Zastępca RPO zauważył, że aktualne przepisy stoją w sprzeczności z prawem. Konkretnie z zaleceniami Komitetu Ministrów Rady Europy w sprawie praw człowieka członków sił zbrojnych z 2010 roku. Vachev uważa, że jednolite i bezstronne kryteria zdolności do służby wojskowej powinny być oparte na obiektywnych, naukowych podstawach. Aktualne przepisy według niego można odebrać jako przejaw dyskryminacji ze względu na tożsamość płciową.
Valeri Vachev walczy o obiektywne kryteria dostępu do służby wojskowej
W obliczu wskazanych uwag Valeri Vachev zwrócił się do szefostwa resortu obrony.

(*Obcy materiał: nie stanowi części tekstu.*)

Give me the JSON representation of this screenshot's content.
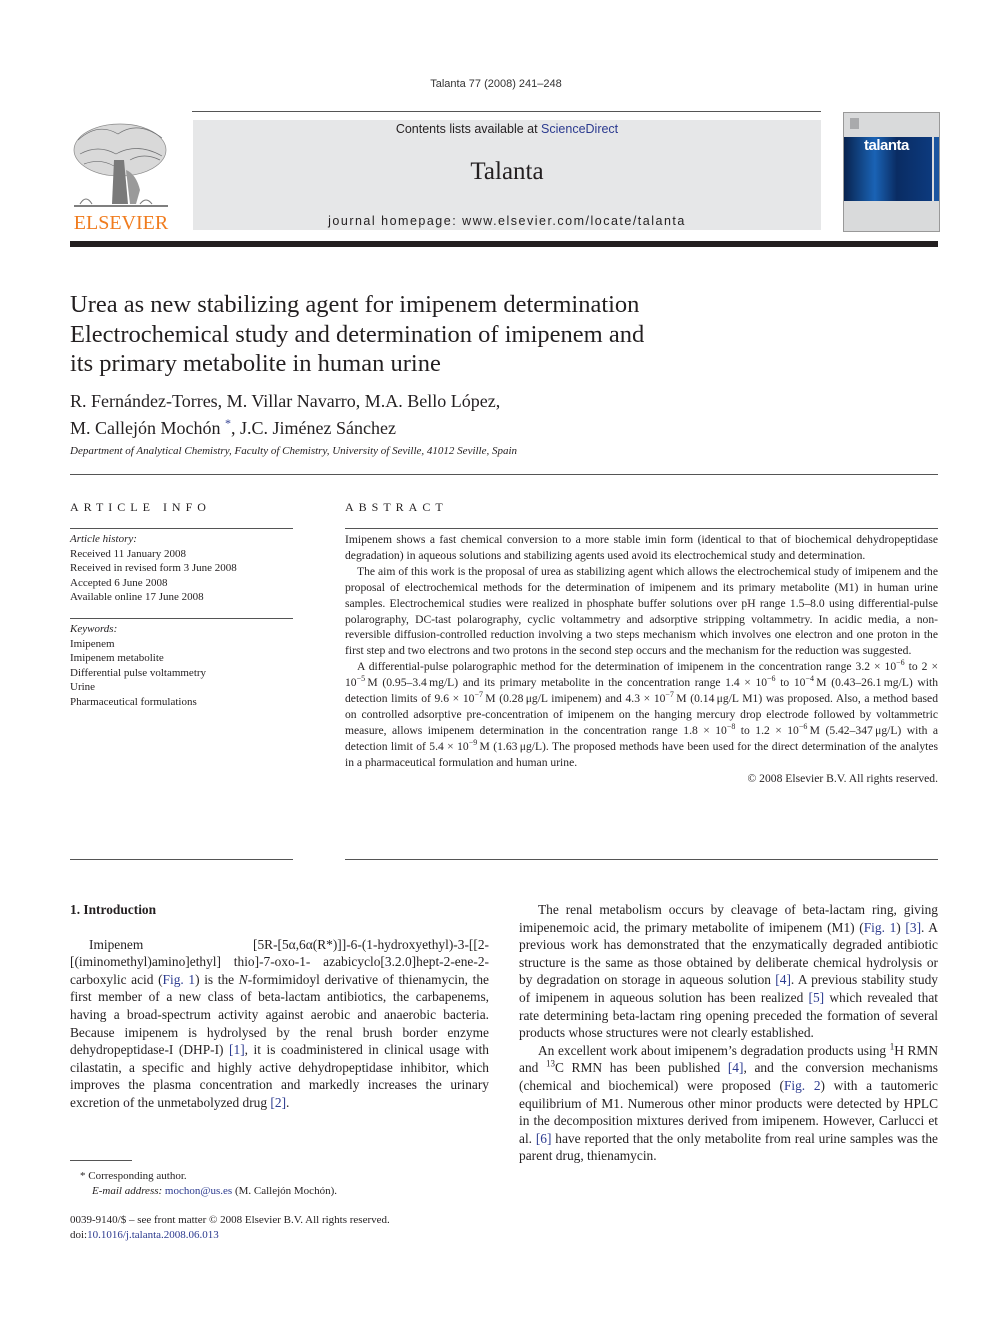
{
  "header": {
    "running_head": "Talanta 77 (2008) 241–248",
    "contents_prefix": "Contents lists available at ",
    "contents_link": "ScienceDirect",
    "journal_name": "Talanta",
    "homepage_prefix": "journal homepage: ",
    "homepage_url": "www.elsevier.com/locate/talanta",
    "publisher_logo_text": "ELSEVIER",
    "cover_title": "talanta",
    "publisher_color": "#f07c1e",
    "link_color": "#2b3a8f"
  },
  "article": {
    "title_lines": [
      "Urea as new stabilizing agent for imipenem determination",
      "Electrochemical study and determination of imipenem and",
      "its primary metabolite in human urine"
    ],
    "authors_line1": "R. Fernández-Torres, M. Villar Navarro, M.A. Bello López,",
    "authors_line2_a": "M. Callejón Mochón",
    "corresponding_mark": "*",
    "authors_line2_b": ", J.C. Jiménez Sánchez",
    "affiliation": "Department of Analytical Chemistry, Faculty of Chemistry, University of Seville, 41012 Seville, Spain"
  },
  "article_info": {
    "caption": "ARTICLE INFO",
    "history_heading": "Article history:",
    "history": [
      "Received 11 January 2008",
      "Received in revised form 3 June 2008",
      "Accepted 6 June 2008",
      "Available online 17 June 2008"
    ],
    "keywords_heading": "Keywords:",
    "keywords": [
      "Imipenem",
      "Imipenem metabolite",
      "Differential pulse voltammetry",
      "Urine",
      "Pharmaceutical formulations"
    ]
  },
  "abstract": {
    "caption": "ABSTRACT",
    "p1": "Imipenem shows a fast chemical conversion to a more stable imin form (identical to that of biochemical dehydropeptidase degradation) in aqueous solutions and stabilizing agents used avoid its electrochemical study and determination.",
    "p2": "The aim of this work is the proposal of urea as stabilizing agent which allows the electrochemical study of imipenem and the proposal of electrochemical methods for the determination of imipenem and its primary metabolite (M1) in human urine samples. Electrochemical studies were realized in phosphate buffer solutions over pH range 1.5–8.0 using differential-pulse polarography, DC-tast polarography, cyclic voltammetry and adsorptive stripping voltammetry. In acidic media, a non-reversible diffusion-controlled reduction involving a two steps mechanism which involves one electron and one proton in the first step and two electrons and two protons in the second step occurs and the mechanism for the reduction was suggested.",
    "p3": [
      "A differential-pulse polarographic method for the determination of imipenem in the concentration range 3.2 × 10",
      "−6",
      " to 2 × 10",
      "−5",
      " M (0.95–3.4 mg/L) and its primary metabolite in the concentration range 1.4 × 10",
      "−6",
      " to 10",
      "−4",
      " M (0.43–26.1 mg/L) with detection limits of 9.6 × 10",
      "−7",
      " M (0.28 μg/L imipenem) and 4.3 × 10",
      "−7",
      " M (0.14 μg/L M1) was proposed. Also, a method based on controlled adsorptive pre-concentration of imipenem on the hanging mercury drop electrode followed by voltammetric measure, allows imipenem determination in the concentration range 1.8 × 10",
      "−8",
      " to 1.2 × 10",
      "−6",
      " M (5.42–347 μg/L) with a detection limit of 5.4 × 10",
      "−9",
      " M (1.63 μg/L). The proposed methods have been used for the direct determination of the analytes in a pharmaceutical formulation and human urine."
    ],
    "copyright": "© 2008 Elsevier B.V. All rights reserved."
  },
  "body": {
    "section_heading": "1.  Introduction",
    "left_p1": [
      "Imipenem [5R-[5α,6α(R*)]]-6-(1-hydroxyethyl)-3-[[2-[(iminomethyl)amino]ethyl] thio]-7-oxo-1- azabicyclo[3.2.0]hept-2-ene-2-carboxylic acid (",
      "Fig. 1",
      ") is the ",
      "N",
      "-formimidoyl derivative of thienamycin, the first member of a new class of beta-lactam antibiotics, the carbapenems, having a broad-spectrum activity against aerobic and anaerobic bacteria. Because imipenem is hydrolysed by the renal brush border enzyme dehydropeptidase-I (DHP-I) ",
      "[1]",
      ", it is coadministered in clinical usage with cilastatin, a specific and highly active dehydropeptidase inhibitor, which improves the plasma concentration and markedly increases the urinary excretion of the unmetabolyzed drug ",
      "[2]",
      "."
    ],
    "right_p1": [
      "The renal metabolism occurs by cleavage of beta-lactam ring, giving imipenemoic acid, the primary metabolite of imipenem (M1) (",
      "Fig. 1",
      ") ",
      "[3]",
      ". A previous work has demonstrated that the enzymatically degraded antibiotic structure is the same as those obtained by deliberate chemical hydrolysis or by degradation on storage in aqueous solution ",
      "[4]",
      ". A previous stability study of imipenem in aqueous solution has been realized ",
      "[5]",
      " which revealed that rate determining beta-lactam ring opening preceded the formation of several products whose structures were not clearly established."
    ],
    "right_p2": [
      "An excellent work about imipenem’s degradation products using ",
      "1",
      "H RMN and ",
      "13",
      "C RMN has been published ",
      "[4]",
      ", and the conversion mechanisms (chemical and biochemical) were proposed (",
      "Fig. 2",
      ") with a tautomeric equilibrium of M1. Numerous other minor products were detected by HPLC in the decomposition mixtures derived from imipenem. However, Carlucci et al. ",
      "[6]",
      " have reported that the only metabolite from real urine samples was the parent drug, thienamycin."
    ]
  },
  "footnotes": {
    "corresponding": "* Corresponding author.",
    "email_label": "E-mail address:",
    "email": "mochon@us.es",
    "email_suffix": " (M. Callejón Mochón).",
    "front_matter": "0039-9140/$ – see front matter © 2008 Elsevier B.V. All rights reserved.",
    "doi_prefix": "doi:",
    "doi": "10.1016/j.talanta.2008.06.013"
  }
}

Zadał pytanie o przyczyny utrzymania w mocy przepisów, które dyskwalifikują osoby transpłciowe i interpłciowe z pełnienia zawodowej służby wojskowej.
Zastępca RPO zaapelował również o przegląd i możliwą rewizję tych regulacji w świetle międzynarodowych zobowiązań Polski dotyczących praw człowieka; w tym wobec aktualnego stanu wiedzy medycznej, która nie popiera tezy o niezdolności osób transpłciowych do służby.
Vachev równocześnie wezwał do dialogu i współpracy między Ministerstwem Obrony Narodowej a instytucjami zajmującymi się ochroną praw człowieka. Jego zdaniem wydajna współpraca na jasnych warunkach zagwarantuje, że wszystkie regulacje będą zgodne z zasadą równości.